Jorge Lorenzos Worte vom Donnerstag hallen ordentlich nach. "In einer Saison 2016, in der es nur Trockenrennen gegeben hätte, würde ich die WM jetzt anführen!", meinte der amtierende MotoGP-Weltmeister. Beim Rennen in Silverstone hat der Yamaha-Pilot den großspurigen Worte jedoch keinerlei Taten folgen lassen. Lorenzo hatte beim Großbritannien-GP rein gar nichts mit dem Kampf um den Sieg oder um die Podiumsplätze zu tun. Stattdessen sah er als abgeschlagener Achter die Zielflagge.

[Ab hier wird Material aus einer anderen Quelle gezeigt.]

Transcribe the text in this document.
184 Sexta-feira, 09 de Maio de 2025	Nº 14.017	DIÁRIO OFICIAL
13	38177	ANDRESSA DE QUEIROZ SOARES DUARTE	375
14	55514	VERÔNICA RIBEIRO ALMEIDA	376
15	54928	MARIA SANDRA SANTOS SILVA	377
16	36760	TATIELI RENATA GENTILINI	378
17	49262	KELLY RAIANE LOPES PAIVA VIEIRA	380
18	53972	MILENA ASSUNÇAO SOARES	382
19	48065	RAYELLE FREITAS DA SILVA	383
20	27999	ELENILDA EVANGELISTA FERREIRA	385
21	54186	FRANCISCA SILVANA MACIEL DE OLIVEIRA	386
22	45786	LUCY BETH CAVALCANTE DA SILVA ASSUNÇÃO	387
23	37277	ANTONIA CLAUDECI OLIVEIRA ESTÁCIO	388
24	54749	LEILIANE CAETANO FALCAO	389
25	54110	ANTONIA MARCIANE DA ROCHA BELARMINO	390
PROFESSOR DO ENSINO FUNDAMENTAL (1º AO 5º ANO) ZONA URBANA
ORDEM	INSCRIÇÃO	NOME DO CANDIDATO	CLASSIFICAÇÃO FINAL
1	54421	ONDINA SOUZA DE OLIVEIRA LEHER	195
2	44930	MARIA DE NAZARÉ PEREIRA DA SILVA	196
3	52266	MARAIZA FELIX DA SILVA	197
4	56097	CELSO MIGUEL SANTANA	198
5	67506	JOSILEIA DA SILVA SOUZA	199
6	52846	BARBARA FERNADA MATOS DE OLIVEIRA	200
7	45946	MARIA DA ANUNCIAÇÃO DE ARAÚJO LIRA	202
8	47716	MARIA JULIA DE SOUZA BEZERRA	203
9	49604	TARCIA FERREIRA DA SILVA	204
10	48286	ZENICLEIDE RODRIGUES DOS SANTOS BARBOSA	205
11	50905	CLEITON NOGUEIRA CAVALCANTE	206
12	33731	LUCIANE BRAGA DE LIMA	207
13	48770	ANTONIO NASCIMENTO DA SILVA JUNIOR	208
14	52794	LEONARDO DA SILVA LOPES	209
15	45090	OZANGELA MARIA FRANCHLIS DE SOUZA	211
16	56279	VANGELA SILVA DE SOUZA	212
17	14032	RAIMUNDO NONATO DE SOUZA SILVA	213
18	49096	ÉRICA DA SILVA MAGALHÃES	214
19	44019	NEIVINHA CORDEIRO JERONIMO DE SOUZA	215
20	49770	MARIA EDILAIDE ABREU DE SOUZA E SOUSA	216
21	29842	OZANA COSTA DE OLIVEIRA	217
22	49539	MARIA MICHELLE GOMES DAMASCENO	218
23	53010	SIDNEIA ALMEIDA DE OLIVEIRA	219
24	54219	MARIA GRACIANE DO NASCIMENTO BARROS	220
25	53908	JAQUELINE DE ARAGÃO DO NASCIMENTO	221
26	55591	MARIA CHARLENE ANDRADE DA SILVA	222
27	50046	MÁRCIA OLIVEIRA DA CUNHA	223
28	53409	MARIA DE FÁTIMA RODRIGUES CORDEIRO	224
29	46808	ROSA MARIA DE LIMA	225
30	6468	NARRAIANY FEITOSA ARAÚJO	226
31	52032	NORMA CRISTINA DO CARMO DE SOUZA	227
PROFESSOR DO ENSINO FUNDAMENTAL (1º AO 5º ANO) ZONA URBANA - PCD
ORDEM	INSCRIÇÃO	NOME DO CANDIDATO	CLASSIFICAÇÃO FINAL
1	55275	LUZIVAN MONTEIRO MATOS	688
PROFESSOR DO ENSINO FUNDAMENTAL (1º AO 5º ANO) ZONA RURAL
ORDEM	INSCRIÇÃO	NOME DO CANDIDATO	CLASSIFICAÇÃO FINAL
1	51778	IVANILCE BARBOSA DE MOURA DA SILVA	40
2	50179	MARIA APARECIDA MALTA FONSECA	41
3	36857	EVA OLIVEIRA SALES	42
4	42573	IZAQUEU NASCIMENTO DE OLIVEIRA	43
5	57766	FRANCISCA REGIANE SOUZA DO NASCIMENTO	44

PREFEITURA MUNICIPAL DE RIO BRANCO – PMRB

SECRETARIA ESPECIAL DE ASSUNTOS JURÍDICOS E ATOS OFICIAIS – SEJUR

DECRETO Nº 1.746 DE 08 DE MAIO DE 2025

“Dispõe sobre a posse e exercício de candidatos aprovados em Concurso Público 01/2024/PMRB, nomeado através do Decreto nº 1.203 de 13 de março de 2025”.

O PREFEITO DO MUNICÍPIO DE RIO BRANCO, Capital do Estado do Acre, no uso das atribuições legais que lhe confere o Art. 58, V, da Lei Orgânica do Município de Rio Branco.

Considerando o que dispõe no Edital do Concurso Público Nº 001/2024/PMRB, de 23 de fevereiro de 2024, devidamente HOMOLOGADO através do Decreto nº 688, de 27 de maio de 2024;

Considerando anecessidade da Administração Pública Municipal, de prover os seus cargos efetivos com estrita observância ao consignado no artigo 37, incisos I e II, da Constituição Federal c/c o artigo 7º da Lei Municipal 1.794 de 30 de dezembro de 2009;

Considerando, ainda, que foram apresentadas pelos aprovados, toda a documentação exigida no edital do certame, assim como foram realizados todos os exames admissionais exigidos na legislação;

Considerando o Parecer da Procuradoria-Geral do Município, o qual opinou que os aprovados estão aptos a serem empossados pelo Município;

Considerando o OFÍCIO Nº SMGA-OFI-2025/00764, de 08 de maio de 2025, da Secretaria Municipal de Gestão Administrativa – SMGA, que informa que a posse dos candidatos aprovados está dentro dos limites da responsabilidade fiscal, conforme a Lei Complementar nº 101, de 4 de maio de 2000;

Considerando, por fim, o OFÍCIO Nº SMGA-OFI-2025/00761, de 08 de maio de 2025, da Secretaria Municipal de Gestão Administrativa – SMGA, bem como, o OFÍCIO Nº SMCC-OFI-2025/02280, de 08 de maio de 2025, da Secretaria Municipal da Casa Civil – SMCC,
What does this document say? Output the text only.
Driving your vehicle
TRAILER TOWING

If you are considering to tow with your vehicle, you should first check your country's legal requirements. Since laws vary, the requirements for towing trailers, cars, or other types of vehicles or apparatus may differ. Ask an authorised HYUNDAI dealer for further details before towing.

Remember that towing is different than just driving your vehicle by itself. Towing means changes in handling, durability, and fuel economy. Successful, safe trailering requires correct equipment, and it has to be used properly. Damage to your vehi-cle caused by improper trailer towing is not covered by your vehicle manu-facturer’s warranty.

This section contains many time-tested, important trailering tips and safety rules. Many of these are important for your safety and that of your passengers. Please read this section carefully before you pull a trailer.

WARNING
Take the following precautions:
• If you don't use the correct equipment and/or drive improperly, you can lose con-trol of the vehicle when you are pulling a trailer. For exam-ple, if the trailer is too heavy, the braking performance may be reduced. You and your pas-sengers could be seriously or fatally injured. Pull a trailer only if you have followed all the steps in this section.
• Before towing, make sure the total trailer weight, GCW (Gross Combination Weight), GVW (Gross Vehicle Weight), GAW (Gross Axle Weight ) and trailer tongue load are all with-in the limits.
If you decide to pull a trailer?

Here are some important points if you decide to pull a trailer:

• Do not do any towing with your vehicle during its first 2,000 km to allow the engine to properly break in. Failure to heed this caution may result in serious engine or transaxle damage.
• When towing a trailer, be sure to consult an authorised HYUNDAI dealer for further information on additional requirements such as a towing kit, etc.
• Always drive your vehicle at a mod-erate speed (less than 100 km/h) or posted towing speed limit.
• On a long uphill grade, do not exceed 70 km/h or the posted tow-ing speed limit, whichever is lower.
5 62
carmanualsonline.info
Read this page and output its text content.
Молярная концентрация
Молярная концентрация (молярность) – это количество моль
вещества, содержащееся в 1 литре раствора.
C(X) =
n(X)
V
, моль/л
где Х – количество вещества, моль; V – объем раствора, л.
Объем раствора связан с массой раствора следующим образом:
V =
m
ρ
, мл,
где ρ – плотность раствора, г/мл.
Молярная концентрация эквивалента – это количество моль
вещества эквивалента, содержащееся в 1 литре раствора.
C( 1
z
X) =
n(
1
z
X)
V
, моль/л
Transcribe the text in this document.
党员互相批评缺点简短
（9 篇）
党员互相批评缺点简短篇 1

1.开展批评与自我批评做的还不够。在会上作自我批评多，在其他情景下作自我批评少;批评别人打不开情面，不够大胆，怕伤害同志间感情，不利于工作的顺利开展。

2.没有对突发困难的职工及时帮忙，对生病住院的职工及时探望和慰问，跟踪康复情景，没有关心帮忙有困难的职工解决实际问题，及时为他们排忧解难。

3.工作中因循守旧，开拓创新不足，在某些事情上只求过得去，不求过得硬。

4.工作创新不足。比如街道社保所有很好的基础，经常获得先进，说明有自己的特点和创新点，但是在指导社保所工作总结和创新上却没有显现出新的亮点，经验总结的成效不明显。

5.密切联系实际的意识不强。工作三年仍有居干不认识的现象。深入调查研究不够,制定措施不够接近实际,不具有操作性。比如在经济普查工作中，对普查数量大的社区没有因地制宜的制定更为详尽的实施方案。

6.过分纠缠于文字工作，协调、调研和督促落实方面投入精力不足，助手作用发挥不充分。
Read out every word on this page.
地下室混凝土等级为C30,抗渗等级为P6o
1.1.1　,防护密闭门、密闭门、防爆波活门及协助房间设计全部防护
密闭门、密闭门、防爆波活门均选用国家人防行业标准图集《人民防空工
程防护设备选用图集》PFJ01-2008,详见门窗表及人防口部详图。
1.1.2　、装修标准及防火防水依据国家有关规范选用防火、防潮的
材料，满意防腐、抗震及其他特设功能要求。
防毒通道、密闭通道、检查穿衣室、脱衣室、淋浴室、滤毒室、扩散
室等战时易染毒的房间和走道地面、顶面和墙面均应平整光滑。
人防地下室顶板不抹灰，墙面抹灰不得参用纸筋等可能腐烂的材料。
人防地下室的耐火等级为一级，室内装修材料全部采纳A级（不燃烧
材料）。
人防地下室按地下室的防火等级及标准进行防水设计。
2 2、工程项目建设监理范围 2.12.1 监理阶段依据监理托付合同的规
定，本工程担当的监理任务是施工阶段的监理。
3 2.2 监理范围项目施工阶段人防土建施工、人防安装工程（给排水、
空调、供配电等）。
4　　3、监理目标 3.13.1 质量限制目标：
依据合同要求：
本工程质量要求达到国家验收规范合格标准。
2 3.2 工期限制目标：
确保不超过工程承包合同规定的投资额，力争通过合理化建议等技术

Lorenzos Setup-Poker ging nicht auf - anders als beim Sieg 2012

Wie schon beim verregneten Qualifying am Samstag verrannten sich Lorenzo und seine Crew auch am Renn-Sonntag beim Setup der Yamaha M1 #99. Dabei entschlossen sie sich gemeinsam zu einem Schritt, der sie schon 2012 beim Silverstone-GP auf die Siegerstraße brachte. "Wir haben es schließlich riskiert und haben alle Aufhängungen härter gemacht, denn 2012 haben wir genau das im Warm Up getan und damals ist es aufgegangen", erinnert sich Lorenzo. Womöglich hat Lorenzo dabei nicht die unterschiedlichen Bedingungen an den Renn-Tagen berücksichtigt.

2012 zahlte sich Lorenzos Setup-Poker aus - in diesem Jahr ging er ordentlich in die Hose, Foto: Milagro
2012 zahlte sich Lorenzos Setup-Poker aus - in diesem Jahr ging er ordentlich in die Hose, Foto: Milagro

In diesem Jahr war der Himmel bewölkt, weshalb Luft und Asphalt 18 Grad aufwiesen. Bei der Ausgabe im Juni 2012 war es zwar mit 15 Grad Lufttemperatur etwas kühler, doch die Sonne erwärmte den Asphalt damals auf 23 Grad - fünf Grad Unterschied also bei der Streckentemperatur. Im MotoGP-Zirkus, wo es um Nuancen geht, ist das eine ganze Menge. "Heute hat das leider nicht funktioniert. Über die Bodenwellen ist es nicht besser geworden und der Grip hinten war von Anfang an schlechter", so ein frustrierter Lorenzo.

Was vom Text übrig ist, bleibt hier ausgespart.